ぼくらのストロベリーフィールズ
ある日授業をサボって、
達也さんの家にたまり、ダラダラと桃鉄をしていた時。
『あんたらはまだ義務教育中でしょーが!』
達也ママがどかどかと部屋に入ってきた。
『痛っ!』『いてぇ』『あいた!』『痛いっす……』
高級ブランドのロゴがどかーんと入った長財布で、僕たちは順番に叩かれた。
そして。
『あんたもね! バイク欲しいとかぶつぶつ言ってないで、とっとと自分で稼ぎな! そんなんじゃユメナちゃんに愛想つかされるよ!』
『あいたたた。わーってるって』
達也さんは思いっきりほっぺたをつねられていた。
相変わらず、達也さんのお母さんは強い……。
コントローラーを回しながら、
『達也さんバイク買うんっすか?』
『まー。

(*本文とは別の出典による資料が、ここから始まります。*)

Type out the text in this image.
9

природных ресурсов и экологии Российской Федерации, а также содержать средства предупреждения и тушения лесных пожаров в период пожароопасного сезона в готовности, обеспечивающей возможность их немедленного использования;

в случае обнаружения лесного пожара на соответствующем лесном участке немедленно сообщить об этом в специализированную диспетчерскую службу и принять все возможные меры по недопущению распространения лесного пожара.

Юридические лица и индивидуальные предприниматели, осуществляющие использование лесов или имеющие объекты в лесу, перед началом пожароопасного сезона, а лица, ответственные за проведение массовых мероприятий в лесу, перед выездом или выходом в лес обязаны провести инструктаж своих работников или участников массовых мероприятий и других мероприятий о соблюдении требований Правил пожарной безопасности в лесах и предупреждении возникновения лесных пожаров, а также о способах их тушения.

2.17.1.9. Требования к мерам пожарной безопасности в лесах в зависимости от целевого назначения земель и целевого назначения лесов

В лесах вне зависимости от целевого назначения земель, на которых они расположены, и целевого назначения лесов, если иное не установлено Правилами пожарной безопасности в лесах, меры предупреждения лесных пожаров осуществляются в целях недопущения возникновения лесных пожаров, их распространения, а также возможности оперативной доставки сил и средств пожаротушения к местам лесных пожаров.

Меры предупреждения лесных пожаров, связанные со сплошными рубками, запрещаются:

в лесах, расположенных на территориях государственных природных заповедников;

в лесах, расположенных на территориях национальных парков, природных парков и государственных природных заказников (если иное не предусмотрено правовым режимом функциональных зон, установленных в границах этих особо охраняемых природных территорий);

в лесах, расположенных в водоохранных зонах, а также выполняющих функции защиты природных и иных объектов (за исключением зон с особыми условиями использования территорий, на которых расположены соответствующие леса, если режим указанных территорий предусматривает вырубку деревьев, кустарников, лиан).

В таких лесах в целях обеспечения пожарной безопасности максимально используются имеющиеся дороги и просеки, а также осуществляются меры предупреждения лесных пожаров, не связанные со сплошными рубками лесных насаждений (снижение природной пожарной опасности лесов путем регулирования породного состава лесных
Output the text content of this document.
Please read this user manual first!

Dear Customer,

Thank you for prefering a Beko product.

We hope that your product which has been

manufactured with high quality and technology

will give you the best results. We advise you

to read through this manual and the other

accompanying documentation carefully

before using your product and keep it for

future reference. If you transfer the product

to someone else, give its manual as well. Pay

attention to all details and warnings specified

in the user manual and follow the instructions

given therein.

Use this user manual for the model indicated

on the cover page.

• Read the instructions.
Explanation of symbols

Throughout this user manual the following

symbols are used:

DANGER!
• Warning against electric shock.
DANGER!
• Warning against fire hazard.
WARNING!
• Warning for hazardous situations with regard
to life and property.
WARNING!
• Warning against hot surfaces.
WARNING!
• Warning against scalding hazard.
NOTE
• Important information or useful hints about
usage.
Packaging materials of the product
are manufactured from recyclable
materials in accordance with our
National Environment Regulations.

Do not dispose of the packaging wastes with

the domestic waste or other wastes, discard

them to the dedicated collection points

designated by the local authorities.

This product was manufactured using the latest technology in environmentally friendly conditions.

ちょっと先輩が安くゆずってくれることになって』
『族車っすか? 改造するんすか?』
『うわ、キングボンビー出たぁ!』
などと、わいわいしている中、
もう一度、僕だけ長財布でぽんと叩かれた。
クラブのママさんをしている達也さんのお母さんは、
店同士のつながりで僕の母を知っているらしい。
『一吾くんだっけ? あんたの母さんの男、いい噂聞かないから注意しておくんだよ』
そう言って、達也さんママは僕に心配そうな顔を向けた後、香水の匂いを残して部屋から出ていった。